Symptom: `pg_dump`/`pg_restore` fails with a version error

The classic. pg_dump refuses to dump from a server newer than itself. If your backup job’s image, or your laptop’s client tools, are an older PostgreSQL major version than the running server, every dump fails.

The rule: the client major version must be ≥ the server major version. Keep them equal. Two places this bites:

The backup CronJob — its image must match the server.
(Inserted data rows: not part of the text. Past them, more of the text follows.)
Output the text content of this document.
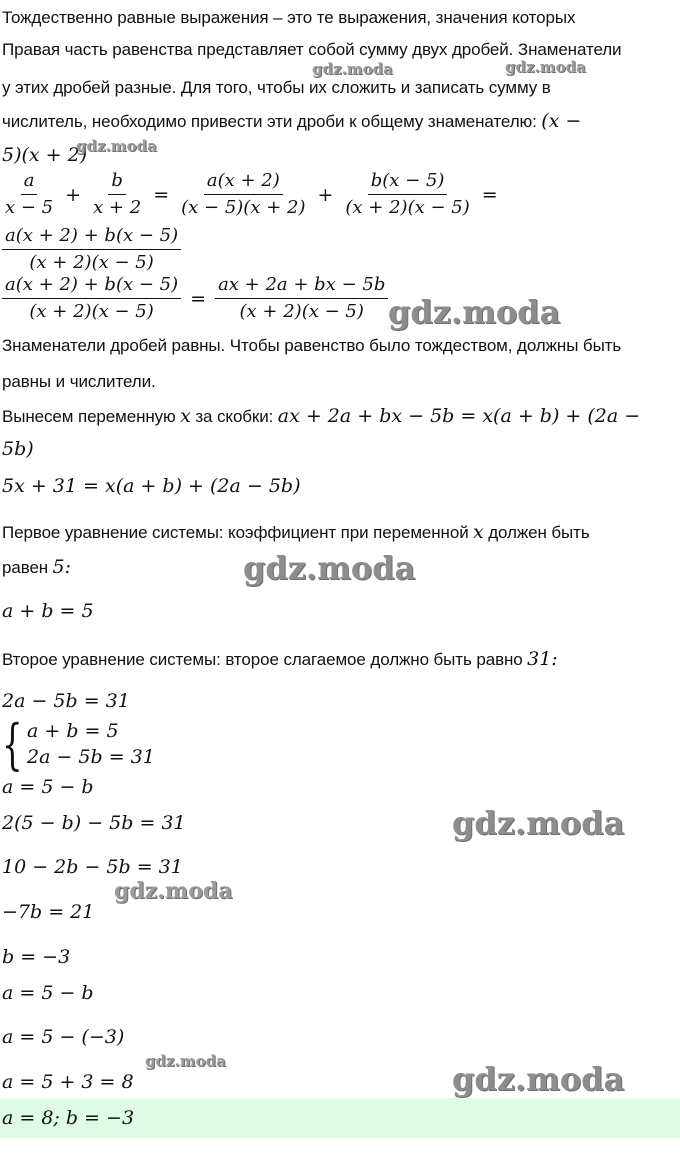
Тождественно равные выражения – это те выражения, значения которых
Правая часть равенства представляет собой сумму двух дробей. Знаменатели
у этих дробей разные. Для того, чтобы их сложить и записать сумму в
числитель, необходимо привести эти дроби к общему знаменателю: (x −
5)(x + 2)
$\frac{a}{x - 5} + \frac{b}{x + 2} = \frac{a(x + 2)}{(x - 5)(x + 2)} + \frac{b(x - 5)}{(x + 2)(x - 5)}$ =
$\frac{a(x + 2) + b(x - 5)}{(x + 2)(x - 5)}$
$\frac{a(x + 2) + b(x - 5)}{(x + 2)(x - 5)} = \frac{ax + 2a + bx - 5b}{(x + 2)(x - 5)}$
Знаменатели дробей равны. Чтобы равенство было тождеством, должны быть
равны и числители.
Вынесем переменную x за скобки: ax + 2a + bx − 5b = x(a + b) + (2a −
5b)
5x + 31 = x(a + b) + (2a − 5b)
Первое уравнение системы: коэффициент при переменной x должен быть
равен 5:
a + b = 5
Второе уравнение системы: второе слагаемое должно быть равно 31:
2a − 5b = 31
{ a + b = 5
2a − 5b = 31
a = 5 − b
2(5 − b) − 5b = 31
10 − 2b − 5b = 31
−7b = 21
b = −3
a = 5 − b
a = 5 − (−3)
a = 5 + 3 = 8
a = 8; b = −3
gdz.moda	gdz.moda
gdz.moda
gdz.moda
gdz.moda
gdz.moda
gdz.moda
gdz.moda	gdz.moda
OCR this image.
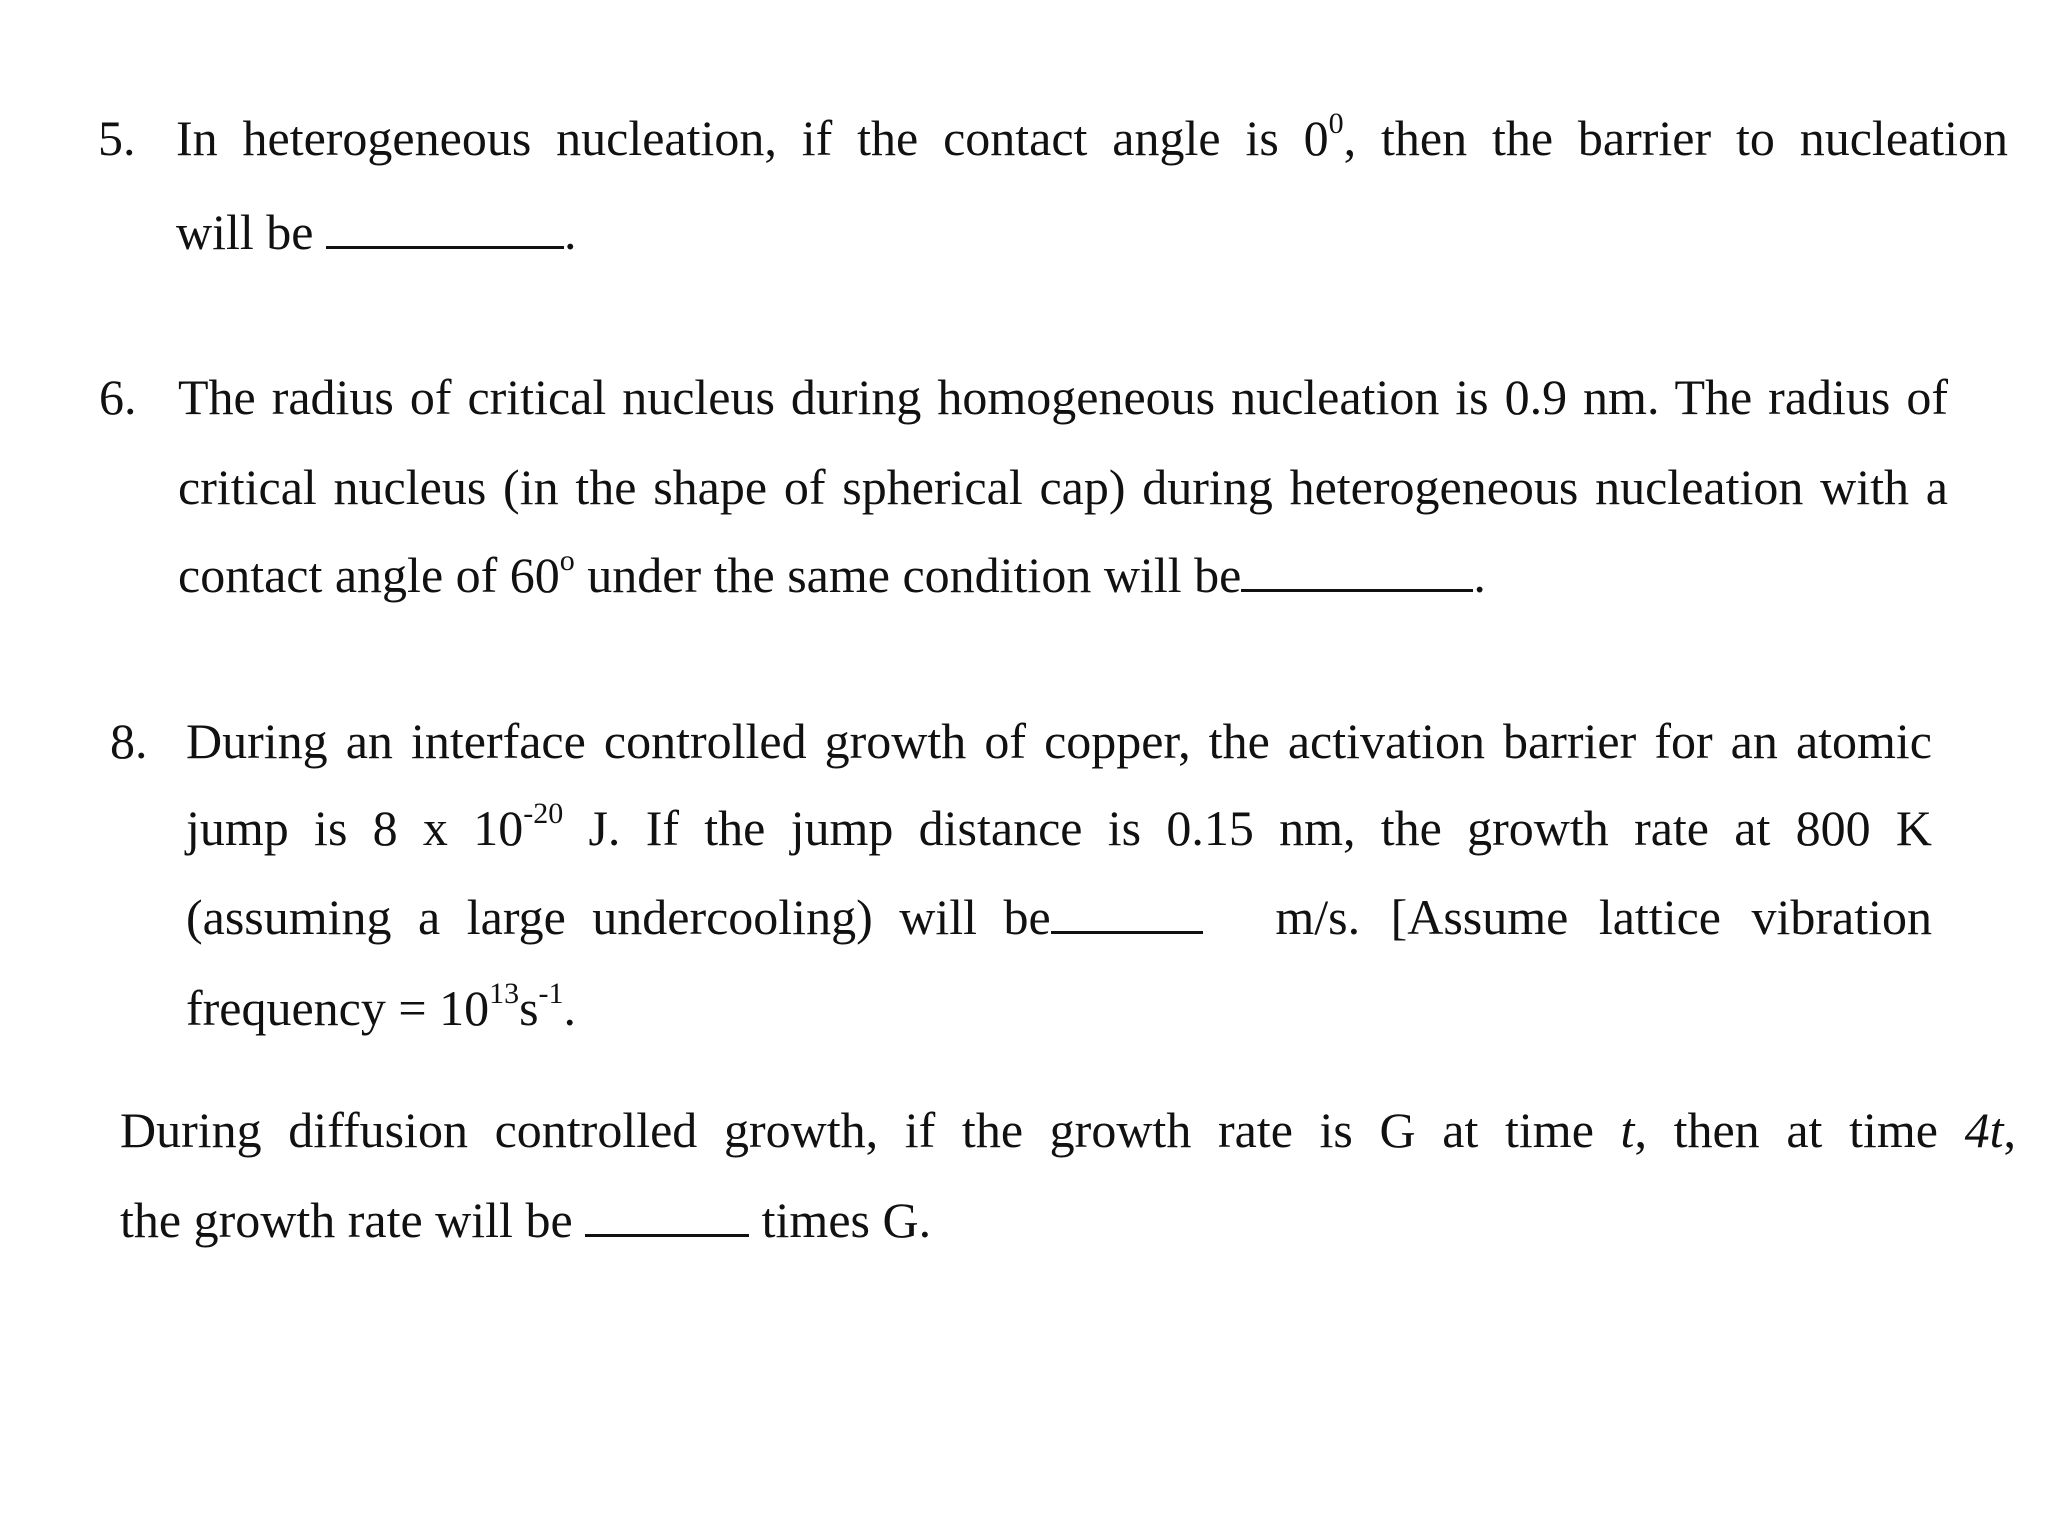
5. In heterogeneous nucleation, if the contact angle is $0^0$, then the barrier to nucleation
will be	.
6. The radius of critical nucleus during homogeneous nucleation is 0.9 nm. The radius of
critical nucleus (in the shape of spherical cap) during heterogeneous nucleation with a
contact angle of 60$^o$ under the same condition will be	.
8. During an interface controlled growth of copper, the activation barrier for an atomic
jump is 8 x $10^{-20}$ J. If the jump distance is 0.15 nm, the growth rate at 800 K
(assuming a large undercooling) will be	m/s. [Assume lattice vibration
frequency = $10^{13}s^{-1}$.
During diffusion controlled growth, if the growth rate is G at time t, then at time 4t,
the growth rate will be	times G.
If the database is postgres:18, the job image is postgres:18-alpine, not whatever was current last year.
Your laptop — brew install postgresql@18, and don’t forget the keg-only PATH step (the cluster-host recipe covers it) or you’ll silently get macOS’s bundled, older psql and the same version error.

Check what you’ve actually got with pg_dump --version and psql --version.

Symptom: backup job fails with “connection refused”

The job can’t reach the database. Work from the database outward:

docker ps | grep homelab-postgres        # is the container running?
docker port homelab-postgres             # is 5432 published?

If the container is up and the port is published, suspect a stale host.k3d.internal — see the cluster-host recipe. That single issue explains most “the database was fine but the cluster couldn’t reach it” reports.

Symptom: backup job fails with “Access Denied” from R2

The R2 credentials are wrong or missing. Re-sync the backup secret from the vault, and confirm the R2 endpoint URL is the right https://<account-id>.r2.cloudflarestorage.com form.

Symptom: `pg_restore` prints a wall of warnings

If the warnings are about roles, ownership, or privileges — that’s expected. --no-owner and --no-privileges deliberately skip restoring those, because the source and destination use different database roles. The restore still succeeded. Confirm by checking table counts (step 4 above); don’t be alarmed by the noise.